Nikolay Mescherin
28.02.1864 - 22.10.1916
Despite his menacing appearance, Nikolai Meshcherin was a lyrical and good-hearted person. His stone-gray beard, which made him look older, did not suit his soft-hearted intelligent character. Easily carried away, he was an educated man who knew the history and theory of art - he collected not only paintings by other artists, but books, and was interested in keeping up with the latest trends. Once he bought a gramophone, and a month later his collection already had 70 phonograph records in it. Meshcherin joked about this in a letter to Igor Grabar: 'Now I'm worried about getting lost in records!'
The son of a wealthy merchant, the founder of the Danilovsky Textile factory, Nikolai Meshcherin had been drawn towards beauty from his childhood. However, his father was against his fascination with painting. He used to say, “Does being an artist sound like a career?” To disobey his father was unthinkable, and Nikolai entered the Moscow Practical Academy of Commercial Sciences. When his father died, the 16-year old Nikolai had to commit himself to the full-scale management of the family business, and he never graduated from the Academy. With the business going well, Nikolai passed it over to his brothers and settled on the Dugino estate. It was time for him to pursue his artistic explorations.
At first, he was fascinated with photography. Later, he created artworks made from dried herbs and flowers. Finally, at the beginning of the 1890s, he took up painting seriously and started taking private lessons. Meshcherin's paintings were first shown at the exhibition of the Moscow Association of Artists in 1899, and his “Aspens in snow” and “Little oak” received positive reviews from critics.
In its popularity as an artists' community, Dugino was soon compared with the famous Abramtsevo estate of Savva Mamontov. Some painters lived there for years. Nikolai Meshcherin entertained his guests with refreshments, open-air painting, and hunting. In the summertime Nikolai's brothers, their children and relatives came to Dugino. They played children’s games, swung on the swings, swam, and played tennis, but the main event was when everyone gathered around the samovar. “A gathering of twenty people around the table was usual, sometimes there were even forty,” Igor Grabar wrote about those tea-party times in Dugino.
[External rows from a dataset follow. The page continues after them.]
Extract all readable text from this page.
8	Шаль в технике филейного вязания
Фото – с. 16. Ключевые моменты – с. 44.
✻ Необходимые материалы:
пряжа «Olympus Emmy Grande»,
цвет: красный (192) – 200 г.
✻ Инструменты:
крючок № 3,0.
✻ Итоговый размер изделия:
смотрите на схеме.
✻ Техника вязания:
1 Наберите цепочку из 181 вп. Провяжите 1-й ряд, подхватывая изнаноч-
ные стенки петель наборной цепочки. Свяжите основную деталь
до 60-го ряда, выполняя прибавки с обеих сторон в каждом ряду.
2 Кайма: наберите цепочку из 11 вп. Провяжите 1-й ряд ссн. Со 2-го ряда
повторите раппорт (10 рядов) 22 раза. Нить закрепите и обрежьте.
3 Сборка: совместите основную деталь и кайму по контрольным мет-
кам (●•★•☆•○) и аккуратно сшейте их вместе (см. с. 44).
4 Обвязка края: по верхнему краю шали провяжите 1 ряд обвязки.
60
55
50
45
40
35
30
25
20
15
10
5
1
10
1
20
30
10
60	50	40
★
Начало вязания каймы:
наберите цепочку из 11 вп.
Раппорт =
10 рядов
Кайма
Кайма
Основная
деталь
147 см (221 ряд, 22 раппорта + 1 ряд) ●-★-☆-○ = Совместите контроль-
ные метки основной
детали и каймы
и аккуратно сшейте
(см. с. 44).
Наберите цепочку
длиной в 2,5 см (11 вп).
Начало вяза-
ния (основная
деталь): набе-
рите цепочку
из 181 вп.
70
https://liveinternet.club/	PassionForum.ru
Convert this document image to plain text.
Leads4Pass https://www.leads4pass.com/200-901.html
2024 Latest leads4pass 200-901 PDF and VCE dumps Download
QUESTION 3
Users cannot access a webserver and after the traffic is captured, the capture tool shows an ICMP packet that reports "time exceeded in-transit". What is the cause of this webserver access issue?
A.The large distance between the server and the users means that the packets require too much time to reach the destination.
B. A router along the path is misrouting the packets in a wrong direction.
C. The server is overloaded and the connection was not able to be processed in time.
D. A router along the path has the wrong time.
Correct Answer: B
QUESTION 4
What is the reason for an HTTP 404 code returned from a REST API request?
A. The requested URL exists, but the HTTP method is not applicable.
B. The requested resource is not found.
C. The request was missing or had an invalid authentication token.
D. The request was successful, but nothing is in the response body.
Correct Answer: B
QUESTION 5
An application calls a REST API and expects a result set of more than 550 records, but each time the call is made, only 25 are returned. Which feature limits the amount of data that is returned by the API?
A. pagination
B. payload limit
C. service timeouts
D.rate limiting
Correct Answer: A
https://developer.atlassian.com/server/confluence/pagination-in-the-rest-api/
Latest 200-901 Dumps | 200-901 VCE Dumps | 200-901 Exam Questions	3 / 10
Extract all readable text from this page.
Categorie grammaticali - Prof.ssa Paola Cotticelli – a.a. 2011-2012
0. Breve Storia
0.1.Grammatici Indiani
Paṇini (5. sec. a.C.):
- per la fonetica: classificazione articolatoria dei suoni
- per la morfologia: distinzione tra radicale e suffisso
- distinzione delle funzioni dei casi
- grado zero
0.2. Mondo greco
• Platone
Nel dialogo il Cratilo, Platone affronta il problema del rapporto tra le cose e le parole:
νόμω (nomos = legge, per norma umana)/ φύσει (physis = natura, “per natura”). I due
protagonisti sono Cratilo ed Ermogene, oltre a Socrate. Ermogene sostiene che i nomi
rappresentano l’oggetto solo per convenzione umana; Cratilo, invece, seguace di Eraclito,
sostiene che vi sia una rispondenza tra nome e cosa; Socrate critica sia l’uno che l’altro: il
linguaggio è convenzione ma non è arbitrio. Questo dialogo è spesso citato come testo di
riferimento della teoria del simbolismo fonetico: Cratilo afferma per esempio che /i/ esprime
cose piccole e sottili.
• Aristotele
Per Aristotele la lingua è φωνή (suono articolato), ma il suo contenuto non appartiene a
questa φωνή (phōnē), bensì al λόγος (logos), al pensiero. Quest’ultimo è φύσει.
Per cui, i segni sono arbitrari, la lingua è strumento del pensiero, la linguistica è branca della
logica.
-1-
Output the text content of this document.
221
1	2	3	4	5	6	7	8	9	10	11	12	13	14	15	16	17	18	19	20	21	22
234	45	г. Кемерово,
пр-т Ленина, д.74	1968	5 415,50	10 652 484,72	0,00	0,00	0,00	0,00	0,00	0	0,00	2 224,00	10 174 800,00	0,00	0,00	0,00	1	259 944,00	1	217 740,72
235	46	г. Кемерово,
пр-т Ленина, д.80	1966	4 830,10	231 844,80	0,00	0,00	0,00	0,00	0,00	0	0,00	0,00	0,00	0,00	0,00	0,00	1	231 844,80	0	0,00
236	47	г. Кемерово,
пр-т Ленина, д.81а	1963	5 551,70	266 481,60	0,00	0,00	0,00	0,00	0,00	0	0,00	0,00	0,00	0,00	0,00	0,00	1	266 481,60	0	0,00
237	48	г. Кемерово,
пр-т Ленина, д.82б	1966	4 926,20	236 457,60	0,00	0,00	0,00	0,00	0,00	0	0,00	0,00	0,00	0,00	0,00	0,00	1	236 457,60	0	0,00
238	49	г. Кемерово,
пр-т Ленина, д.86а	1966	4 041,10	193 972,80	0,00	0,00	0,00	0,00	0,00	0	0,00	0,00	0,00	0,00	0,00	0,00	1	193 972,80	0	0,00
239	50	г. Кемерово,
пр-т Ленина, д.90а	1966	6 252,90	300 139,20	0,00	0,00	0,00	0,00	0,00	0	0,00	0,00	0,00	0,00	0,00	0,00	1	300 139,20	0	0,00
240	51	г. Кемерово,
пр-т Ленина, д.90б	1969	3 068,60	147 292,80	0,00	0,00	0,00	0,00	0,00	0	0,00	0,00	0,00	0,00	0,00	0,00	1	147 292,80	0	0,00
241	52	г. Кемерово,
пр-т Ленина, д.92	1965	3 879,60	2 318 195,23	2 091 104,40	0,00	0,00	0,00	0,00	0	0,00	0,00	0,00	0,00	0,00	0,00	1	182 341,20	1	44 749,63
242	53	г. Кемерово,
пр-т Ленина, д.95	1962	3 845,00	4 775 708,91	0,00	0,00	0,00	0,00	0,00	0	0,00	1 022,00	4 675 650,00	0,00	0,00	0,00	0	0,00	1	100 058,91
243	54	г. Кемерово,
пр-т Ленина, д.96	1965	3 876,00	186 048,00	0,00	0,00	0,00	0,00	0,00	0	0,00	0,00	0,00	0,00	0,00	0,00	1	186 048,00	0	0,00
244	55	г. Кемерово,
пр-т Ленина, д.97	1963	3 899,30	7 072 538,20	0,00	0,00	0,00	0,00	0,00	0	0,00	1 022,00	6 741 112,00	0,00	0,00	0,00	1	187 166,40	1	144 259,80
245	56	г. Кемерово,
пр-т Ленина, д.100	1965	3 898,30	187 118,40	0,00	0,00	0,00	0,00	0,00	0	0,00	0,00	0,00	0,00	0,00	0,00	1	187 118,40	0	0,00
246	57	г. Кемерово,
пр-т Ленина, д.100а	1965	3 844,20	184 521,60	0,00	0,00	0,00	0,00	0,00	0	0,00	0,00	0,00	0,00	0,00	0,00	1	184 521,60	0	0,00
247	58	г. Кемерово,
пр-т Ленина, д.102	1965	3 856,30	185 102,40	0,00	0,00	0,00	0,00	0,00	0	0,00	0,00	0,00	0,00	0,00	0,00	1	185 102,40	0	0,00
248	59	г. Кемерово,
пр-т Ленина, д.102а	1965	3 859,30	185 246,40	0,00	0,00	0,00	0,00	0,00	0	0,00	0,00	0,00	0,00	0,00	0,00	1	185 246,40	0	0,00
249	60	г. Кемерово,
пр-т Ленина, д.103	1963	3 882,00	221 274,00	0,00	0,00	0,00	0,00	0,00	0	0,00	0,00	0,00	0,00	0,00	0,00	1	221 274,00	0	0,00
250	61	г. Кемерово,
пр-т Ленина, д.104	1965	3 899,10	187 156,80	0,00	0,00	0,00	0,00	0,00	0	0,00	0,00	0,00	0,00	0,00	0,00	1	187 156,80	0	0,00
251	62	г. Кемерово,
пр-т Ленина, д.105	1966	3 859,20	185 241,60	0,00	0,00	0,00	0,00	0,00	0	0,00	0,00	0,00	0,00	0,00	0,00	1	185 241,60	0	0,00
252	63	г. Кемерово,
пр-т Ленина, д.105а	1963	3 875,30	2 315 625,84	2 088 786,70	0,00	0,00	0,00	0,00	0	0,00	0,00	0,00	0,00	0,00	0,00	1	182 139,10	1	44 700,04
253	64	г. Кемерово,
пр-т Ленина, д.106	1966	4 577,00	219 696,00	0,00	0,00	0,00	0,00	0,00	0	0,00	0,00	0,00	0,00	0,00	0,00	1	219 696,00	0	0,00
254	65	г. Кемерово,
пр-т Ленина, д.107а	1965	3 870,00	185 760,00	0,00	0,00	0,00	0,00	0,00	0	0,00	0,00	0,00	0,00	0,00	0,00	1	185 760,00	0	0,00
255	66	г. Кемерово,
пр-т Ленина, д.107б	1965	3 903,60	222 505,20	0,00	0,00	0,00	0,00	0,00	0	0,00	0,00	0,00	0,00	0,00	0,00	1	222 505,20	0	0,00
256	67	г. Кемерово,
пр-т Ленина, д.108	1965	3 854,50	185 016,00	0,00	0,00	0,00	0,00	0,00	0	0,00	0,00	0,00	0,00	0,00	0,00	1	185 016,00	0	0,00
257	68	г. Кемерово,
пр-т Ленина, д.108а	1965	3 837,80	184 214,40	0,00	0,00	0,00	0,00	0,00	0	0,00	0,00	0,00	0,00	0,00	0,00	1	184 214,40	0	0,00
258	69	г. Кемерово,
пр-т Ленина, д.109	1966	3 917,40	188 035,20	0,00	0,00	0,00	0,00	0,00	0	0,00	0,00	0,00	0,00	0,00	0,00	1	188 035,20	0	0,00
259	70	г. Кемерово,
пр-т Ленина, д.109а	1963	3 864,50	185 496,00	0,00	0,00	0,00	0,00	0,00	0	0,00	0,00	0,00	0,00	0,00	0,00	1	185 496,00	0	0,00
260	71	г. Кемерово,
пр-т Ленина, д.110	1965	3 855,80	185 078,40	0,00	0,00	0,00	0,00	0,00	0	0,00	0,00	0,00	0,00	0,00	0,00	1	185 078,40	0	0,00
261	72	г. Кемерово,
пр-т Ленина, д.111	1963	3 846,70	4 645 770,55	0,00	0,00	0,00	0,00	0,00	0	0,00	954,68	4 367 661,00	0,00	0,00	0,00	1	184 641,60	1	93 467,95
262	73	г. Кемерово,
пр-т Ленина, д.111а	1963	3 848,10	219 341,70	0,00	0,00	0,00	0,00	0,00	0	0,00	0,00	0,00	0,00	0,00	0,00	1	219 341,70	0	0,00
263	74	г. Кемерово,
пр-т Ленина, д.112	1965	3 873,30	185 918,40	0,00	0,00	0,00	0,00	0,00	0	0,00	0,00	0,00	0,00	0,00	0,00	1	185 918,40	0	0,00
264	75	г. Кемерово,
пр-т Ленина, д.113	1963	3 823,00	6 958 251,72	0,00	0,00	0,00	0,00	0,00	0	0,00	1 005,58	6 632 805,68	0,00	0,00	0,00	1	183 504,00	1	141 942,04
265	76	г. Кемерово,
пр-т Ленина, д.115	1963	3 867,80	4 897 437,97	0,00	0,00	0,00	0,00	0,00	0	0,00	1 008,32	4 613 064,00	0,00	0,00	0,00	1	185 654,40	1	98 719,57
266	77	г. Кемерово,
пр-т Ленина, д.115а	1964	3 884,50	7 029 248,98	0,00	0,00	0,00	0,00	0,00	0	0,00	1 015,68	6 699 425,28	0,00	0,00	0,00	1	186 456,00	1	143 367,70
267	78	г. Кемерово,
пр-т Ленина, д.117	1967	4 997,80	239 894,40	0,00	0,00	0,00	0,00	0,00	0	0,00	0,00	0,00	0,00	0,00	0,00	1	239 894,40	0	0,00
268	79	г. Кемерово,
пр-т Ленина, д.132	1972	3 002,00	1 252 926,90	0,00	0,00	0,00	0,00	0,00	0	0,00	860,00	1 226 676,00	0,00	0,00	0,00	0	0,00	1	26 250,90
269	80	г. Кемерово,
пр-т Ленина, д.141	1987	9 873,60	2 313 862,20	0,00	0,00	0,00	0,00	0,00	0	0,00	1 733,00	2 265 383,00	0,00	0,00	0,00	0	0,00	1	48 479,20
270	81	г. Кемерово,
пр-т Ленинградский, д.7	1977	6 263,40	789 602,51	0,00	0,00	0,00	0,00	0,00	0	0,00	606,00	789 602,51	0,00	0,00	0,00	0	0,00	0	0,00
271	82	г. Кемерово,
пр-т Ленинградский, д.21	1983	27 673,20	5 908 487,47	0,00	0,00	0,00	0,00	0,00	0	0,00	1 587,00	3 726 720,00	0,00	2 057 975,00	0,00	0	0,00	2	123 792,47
The samovar was kept hot at the table day and night, when it was covered with comforters on the off chance that guests might want some tea. On warm days these gatherings would move to the glazed terrace. When it was very hot, a table would be set for the artists in the alley of lime trees. "Levitan might well not have made his two paintings of the new moon if the year before he had not seen both motifs in Dugino in Meshcherin's sketches. He studied them thoroughly, carried away by them: "What a wonderful motif. No one has painted sheds, but someone should have done so. Your obedient servant is now busy with painting the same motif,'' - can we believe those words of Meshcherin's friend Igor Grabar? Everything is possible.
Becoming an artist in mid-life, Nikolai Meshcherin devoted the last sixteen years of his life to art. He has gone down in the history of art as a bright character and an artist of note. It was natural that at Diaghilev’s Paris exhibition, five landscapes of Nikolai Meshcherin were hung next to paintings by Serov, Benois, Vrubel, Korovin, and Grabar.